Янис, как верный, но героический пудель, поспешил за мной на Променад, покончив с лакомством. Мария, поджав губы, семенила за нами. Мороженое ей явно не зашло.
Мы шли по Бульвару. Вокруг цветы, статуи — и бесконечный поток людей, как в 80-х в центре Тбилиси или в Москве в пятничный вечер. Все толкались, звучали фразы на всех европейских языках. Рядом три «курицы хиляли чинно в ряд», как будет петь Аркаша Северный через 160 лет. Какая-то авантажная особа втолковывала своей спутнице, что «сердечный браслет», соединенный цепочкой с кольцом на пальце, вышел из моды, а другая наслаждалась смущением подруги.
Не знаю, что там насчет браслета, но я чувствовал себя истинным красавцем. Мой боливар, как мне казалось, смотрелся круто. Дамы постреливали мне глазками. Я наслаждался, плывя в цветочных ароматах и женском внимании.
Может, зря я отказался от трости? Сейчас бы вертел ее между пальцев… Хотя, как я читал, Пушкин трость носил из чугуна, чтобы дуэльную руку тренировать. Таким дрыном впору статуям головы сшибать! Впрочем, какой из меня Александр Сергеевич⁈
Сестра моих восторгов и самолюбования не разделяла. Уныло плелась сзади, не обращая внимания на разодетую праздничную толпу. Лишь выстрел с моря заставил ее вздрогнуть.
— Сигнал с брандвахты! Сейчас военный оркестр заиграет, — пояснил какой-то франт.
И, действительно, над променадом запели трубы, услаждая слух разморенной вечерним солнцем и цветочными ароматами публики.
— Я устала! — разнылась сестра и повторяла вновь-вновь свою жалобу, вовсе не разделяя моих восторгов от фланирования по Променаду и звучавших военных маршей.
В итоге, я плюнул и свернул на ближайший проспект, чтобы добраться до Греческой улицы.
Мой маневр оказался не из легких. Мы воткнулись в поток, вливающийся на Бульвары. Стоило нам выбраться из толпы, как я услышал:
— Пади! Пади!
На нас чуть не налетела четверка лошадей, запряженных в элегантный экипаж. На первой лошади пристроился какой-то юнец-форейтор, кричавший дискантом на всю улицу местный аналог «Дорогу, дорогу!» На сидениях коляски невозмутимо восседал уже знакомый мне Самойлов в ярко-желтой шелковой рубашке. Он, словно выполняя привычный ритуал, швырнул горсть медяков. Нас едва не снесли на этот раз какие-то оборванцы, выскочившие на улицу, как черти из-под земли.

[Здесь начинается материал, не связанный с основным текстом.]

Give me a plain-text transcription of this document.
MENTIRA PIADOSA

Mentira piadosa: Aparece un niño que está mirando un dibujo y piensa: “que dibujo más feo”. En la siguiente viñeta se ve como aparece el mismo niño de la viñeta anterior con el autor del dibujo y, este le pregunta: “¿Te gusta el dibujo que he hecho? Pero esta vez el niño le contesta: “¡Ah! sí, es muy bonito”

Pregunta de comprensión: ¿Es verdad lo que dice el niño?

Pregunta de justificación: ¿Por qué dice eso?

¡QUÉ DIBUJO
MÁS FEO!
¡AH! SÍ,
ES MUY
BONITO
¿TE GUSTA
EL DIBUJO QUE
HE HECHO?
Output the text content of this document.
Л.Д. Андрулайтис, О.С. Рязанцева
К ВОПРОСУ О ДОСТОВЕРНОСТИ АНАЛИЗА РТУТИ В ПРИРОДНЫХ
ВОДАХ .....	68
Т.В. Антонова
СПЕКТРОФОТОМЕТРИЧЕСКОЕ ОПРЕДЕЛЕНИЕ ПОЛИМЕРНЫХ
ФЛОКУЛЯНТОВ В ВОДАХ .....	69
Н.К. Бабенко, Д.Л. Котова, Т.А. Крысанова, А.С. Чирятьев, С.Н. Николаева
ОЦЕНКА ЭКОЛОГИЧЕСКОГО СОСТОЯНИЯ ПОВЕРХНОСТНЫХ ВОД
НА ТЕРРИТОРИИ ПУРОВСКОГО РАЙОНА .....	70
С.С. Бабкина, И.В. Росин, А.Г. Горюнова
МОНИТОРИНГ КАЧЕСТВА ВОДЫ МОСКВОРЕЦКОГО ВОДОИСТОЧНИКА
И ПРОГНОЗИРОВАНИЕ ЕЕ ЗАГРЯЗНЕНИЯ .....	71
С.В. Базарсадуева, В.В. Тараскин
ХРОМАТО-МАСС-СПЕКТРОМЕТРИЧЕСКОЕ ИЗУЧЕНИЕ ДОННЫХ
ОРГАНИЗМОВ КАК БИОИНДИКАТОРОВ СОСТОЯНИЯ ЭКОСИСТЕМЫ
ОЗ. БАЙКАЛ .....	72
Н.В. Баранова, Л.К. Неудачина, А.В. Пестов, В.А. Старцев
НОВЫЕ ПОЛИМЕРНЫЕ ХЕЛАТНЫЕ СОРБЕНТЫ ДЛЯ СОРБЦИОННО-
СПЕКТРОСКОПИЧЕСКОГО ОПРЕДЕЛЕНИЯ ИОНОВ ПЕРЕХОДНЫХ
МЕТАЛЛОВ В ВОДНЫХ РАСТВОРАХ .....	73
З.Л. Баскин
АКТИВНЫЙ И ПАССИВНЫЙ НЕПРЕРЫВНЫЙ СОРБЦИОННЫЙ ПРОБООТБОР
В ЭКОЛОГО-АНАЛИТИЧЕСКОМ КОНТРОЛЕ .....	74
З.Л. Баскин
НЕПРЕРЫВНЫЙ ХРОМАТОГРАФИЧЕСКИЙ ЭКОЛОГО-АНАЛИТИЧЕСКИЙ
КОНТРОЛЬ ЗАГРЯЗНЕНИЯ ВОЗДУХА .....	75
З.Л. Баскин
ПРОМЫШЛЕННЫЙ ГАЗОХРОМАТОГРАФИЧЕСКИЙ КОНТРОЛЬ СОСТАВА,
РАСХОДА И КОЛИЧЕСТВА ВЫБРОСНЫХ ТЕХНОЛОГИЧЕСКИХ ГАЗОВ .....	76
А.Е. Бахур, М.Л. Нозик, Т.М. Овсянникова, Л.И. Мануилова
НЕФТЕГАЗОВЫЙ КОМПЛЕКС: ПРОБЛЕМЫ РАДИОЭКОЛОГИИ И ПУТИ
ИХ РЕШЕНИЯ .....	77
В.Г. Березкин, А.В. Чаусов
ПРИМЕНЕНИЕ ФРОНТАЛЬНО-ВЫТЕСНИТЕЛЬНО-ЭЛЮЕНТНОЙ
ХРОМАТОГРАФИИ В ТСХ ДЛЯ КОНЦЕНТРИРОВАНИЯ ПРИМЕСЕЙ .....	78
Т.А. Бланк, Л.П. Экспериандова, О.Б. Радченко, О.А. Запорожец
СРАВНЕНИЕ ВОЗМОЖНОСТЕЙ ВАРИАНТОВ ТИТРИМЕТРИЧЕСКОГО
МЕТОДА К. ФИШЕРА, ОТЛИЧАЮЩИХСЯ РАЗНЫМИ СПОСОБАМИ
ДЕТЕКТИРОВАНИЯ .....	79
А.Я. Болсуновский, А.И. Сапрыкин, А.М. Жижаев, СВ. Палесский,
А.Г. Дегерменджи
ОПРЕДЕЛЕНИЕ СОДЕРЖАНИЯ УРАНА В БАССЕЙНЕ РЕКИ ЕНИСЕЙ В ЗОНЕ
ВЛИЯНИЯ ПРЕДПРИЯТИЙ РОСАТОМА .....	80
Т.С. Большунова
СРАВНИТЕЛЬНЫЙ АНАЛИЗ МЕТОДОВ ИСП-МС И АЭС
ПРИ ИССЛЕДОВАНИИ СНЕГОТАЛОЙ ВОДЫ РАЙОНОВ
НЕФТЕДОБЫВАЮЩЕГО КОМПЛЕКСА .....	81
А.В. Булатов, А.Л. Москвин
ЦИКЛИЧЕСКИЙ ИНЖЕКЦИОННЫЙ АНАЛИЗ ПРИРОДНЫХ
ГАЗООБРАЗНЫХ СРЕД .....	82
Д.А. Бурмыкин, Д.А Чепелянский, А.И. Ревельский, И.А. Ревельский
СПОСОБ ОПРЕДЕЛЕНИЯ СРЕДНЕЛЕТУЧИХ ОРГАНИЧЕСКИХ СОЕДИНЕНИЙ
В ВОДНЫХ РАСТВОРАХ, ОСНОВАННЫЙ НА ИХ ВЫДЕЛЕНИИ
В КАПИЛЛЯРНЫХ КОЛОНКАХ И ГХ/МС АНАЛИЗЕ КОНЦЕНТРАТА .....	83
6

В глазах потемнело. Сердце стучало как бешеное. Я еле успел выдернуть Яни из-под копыт коней и не дал упасть сестре, когда нищие бросились нам под ноги в поисках небрежно рассыпанной по мостовой мелочи. Не так я хотел закончить нашу прогулку.
Марию это происшествие доконало окончательно — сломалась. Слова не произнесла, безмолвствовала. Но было видно, как она еле сдерживает себя, чтобы не разрыдаться.
«Мороженое, Променад! — вздыхал я про себя. — Думал, что все вот так легко решится? Сестра успокоится? „И на земле мир, и в человецех благоволение“? Кого ты обманываешь⁈»
Так и добрались до таверны Адаши: я с утомившимся племянником на руках — весь в своих тяжелых мыслях и из-за ситуации, и из-за неизбежности серьезного разговора; сестра — на грани истерики.
…Адаша даже не стала скрывать своего недоумения, когда встретила нас. Её можно было понять. Она же справедливо считала, что люди, которые пошли за мороженым и на Променад, должны вернуться довольными и веселыми. А наша троица сейчас вполне сгодилась бы на роль участников траурной процессии.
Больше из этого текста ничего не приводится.